Linda Greenhouse asks what became of the "respect for precedent" that both Chief Justice Roberts and Justice Alito paid homage to during their confirmation hearings.

Both Chief Justice John G. Roberts Jr. and Justice Samuel A. Alito Jr. assured their Senate questioners at their confirmation hearings that they, too, respected precedent. So why were they on the majority side of a 5-to-4 decision last week declaring that a 45-year-old doctrine excusing people whose “unique circumstances” prevented them from meeting court filing deadlines was now “illegitimate”? It was the second time the Roberts court had overturned a precedent, and the first in a decision with a divided vote. ...

Sometimes the court overrules cases without actually saying so. Some argue that this is what happened in April, when a 5-to-4 majority upheld the federal Partial-Birth Abortion Ban Act without making much effort to reconcile that ruling with a decision in 2000 that found a nearly identical Nebraska law unconstitutional.

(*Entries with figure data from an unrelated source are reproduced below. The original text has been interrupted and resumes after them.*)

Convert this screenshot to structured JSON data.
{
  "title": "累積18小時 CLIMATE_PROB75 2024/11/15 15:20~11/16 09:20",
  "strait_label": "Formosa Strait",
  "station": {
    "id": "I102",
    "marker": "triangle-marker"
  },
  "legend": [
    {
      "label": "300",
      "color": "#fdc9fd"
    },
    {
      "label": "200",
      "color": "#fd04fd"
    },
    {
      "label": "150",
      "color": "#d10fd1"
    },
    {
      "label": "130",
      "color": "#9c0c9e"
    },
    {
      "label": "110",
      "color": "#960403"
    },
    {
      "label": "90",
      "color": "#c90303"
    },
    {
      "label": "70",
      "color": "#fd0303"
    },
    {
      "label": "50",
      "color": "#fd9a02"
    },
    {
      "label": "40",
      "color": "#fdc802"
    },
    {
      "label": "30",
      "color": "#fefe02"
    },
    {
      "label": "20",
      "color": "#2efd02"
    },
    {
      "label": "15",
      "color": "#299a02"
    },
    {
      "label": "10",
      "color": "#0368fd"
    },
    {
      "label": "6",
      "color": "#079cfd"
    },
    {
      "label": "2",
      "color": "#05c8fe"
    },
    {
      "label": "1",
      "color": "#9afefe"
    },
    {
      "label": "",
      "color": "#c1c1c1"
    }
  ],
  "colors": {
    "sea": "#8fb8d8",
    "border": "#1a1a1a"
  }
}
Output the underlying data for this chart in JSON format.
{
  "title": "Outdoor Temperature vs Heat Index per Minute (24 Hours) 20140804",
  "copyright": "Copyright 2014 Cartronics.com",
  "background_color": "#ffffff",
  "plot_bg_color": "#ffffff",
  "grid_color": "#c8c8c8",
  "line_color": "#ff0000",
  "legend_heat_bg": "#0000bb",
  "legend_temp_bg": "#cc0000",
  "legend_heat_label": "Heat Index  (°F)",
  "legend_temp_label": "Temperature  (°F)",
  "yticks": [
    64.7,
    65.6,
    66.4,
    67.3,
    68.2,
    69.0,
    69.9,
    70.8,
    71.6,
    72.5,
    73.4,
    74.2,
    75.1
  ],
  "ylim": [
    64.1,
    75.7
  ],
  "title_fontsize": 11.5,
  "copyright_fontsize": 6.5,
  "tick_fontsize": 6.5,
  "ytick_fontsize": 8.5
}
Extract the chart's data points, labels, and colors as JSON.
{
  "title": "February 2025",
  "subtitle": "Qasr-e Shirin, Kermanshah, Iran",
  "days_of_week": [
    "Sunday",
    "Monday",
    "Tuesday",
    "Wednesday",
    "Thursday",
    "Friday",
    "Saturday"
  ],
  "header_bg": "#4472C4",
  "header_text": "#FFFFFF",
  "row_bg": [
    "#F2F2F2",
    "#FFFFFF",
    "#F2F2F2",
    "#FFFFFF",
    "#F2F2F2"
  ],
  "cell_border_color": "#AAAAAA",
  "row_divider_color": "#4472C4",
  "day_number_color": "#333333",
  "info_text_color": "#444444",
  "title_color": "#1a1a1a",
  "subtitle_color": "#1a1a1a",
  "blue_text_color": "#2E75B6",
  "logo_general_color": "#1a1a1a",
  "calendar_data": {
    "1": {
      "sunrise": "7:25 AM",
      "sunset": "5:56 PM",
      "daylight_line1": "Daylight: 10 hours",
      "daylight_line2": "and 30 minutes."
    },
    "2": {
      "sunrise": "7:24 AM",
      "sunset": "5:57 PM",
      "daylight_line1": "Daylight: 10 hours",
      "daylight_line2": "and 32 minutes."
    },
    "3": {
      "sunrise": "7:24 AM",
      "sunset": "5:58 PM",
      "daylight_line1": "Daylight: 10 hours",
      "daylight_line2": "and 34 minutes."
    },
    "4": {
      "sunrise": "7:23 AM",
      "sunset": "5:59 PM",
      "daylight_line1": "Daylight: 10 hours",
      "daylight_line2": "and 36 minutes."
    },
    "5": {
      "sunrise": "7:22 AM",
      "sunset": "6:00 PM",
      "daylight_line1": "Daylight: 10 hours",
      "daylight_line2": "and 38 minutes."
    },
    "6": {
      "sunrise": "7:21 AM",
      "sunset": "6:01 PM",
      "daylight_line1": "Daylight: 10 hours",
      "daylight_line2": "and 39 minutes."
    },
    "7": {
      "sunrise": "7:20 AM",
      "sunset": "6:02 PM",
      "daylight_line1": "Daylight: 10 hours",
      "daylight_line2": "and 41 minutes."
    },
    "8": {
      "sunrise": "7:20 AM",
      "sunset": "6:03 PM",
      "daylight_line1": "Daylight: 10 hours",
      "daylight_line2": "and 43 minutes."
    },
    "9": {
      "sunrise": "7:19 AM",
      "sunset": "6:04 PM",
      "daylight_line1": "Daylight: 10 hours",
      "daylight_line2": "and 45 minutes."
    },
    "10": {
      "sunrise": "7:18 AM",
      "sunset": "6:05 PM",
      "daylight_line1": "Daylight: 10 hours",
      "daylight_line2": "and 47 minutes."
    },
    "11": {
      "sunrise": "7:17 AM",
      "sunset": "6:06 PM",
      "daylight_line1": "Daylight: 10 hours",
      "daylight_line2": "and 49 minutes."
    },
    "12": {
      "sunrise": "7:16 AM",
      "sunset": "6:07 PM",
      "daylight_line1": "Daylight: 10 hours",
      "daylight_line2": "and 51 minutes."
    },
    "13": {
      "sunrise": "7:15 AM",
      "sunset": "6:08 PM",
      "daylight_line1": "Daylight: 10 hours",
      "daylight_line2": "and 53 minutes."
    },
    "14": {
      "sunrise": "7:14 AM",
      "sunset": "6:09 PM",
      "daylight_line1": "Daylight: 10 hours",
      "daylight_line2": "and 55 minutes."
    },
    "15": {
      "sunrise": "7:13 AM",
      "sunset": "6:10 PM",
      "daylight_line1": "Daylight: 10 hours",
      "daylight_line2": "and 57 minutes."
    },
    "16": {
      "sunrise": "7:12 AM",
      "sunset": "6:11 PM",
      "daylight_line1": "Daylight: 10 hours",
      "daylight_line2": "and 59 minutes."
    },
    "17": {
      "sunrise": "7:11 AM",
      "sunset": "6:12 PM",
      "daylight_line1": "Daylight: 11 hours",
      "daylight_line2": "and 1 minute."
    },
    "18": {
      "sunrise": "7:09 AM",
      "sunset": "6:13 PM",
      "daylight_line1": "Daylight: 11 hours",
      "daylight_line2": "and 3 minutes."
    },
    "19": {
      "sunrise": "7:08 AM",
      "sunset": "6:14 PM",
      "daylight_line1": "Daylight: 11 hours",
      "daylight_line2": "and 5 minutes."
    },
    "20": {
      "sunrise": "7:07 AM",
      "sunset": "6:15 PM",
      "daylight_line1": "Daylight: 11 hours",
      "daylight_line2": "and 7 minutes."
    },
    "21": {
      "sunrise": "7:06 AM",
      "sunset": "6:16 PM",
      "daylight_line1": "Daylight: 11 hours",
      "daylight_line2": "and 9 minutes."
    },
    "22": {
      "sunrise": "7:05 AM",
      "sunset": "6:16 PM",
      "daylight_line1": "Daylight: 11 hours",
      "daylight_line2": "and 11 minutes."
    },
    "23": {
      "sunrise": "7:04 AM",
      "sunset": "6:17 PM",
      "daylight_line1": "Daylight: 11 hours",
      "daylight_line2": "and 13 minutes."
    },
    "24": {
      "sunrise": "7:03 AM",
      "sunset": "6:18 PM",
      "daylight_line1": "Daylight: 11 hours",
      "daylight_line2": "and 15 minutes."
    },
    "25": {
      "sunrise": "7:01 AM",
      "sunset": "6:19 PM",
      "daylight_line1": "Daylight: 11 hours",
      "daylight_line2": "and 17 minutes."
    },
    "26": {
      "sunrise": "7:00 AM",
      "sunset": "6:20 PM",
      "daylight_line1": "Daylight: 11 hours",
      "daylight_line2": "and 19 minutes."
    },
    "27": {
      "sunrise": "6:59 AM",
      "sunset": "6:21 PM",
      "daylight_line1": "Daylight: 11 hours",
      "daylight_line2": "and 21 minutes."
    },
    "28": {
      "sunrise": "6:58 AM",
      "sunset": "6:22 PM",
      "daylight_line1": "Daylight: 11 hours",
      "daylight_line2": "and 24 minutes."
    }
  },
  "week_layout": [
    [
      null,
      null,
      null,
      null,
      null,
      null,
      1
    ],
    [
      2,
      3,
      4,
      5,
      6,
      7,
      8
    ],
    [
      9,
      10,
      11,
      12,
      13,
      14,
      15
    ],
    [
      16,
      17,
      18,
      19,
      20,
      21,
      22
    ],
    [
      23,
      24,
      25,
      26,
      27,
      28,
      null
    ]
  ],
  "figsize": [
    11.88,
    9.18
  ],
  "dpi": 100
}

All judges respect the precedents they like. Many judges are cautious about overruling precedents that have been widely accepted and implemented by lower courts. But precedents that a judge finds suspect, that aren't consistent with a shared (if not widespread) judicial philosophy to which the judge adheres, enjoy less respect, confirmation hearing promises notwithstanding.

What does this portend? Greenhouse takes a guess ...

As to which precedents will fall next, there are several plausible candidates as the court enters the final days of its term, including the 2003 decision that upheld advertising restrictions in the McCain-Feingold campaign finance law; a 1968 decision that let taxpayers go to federal court to challenge government policies as violating the separation of church and state; and an antitrust price-fixing case from 1911.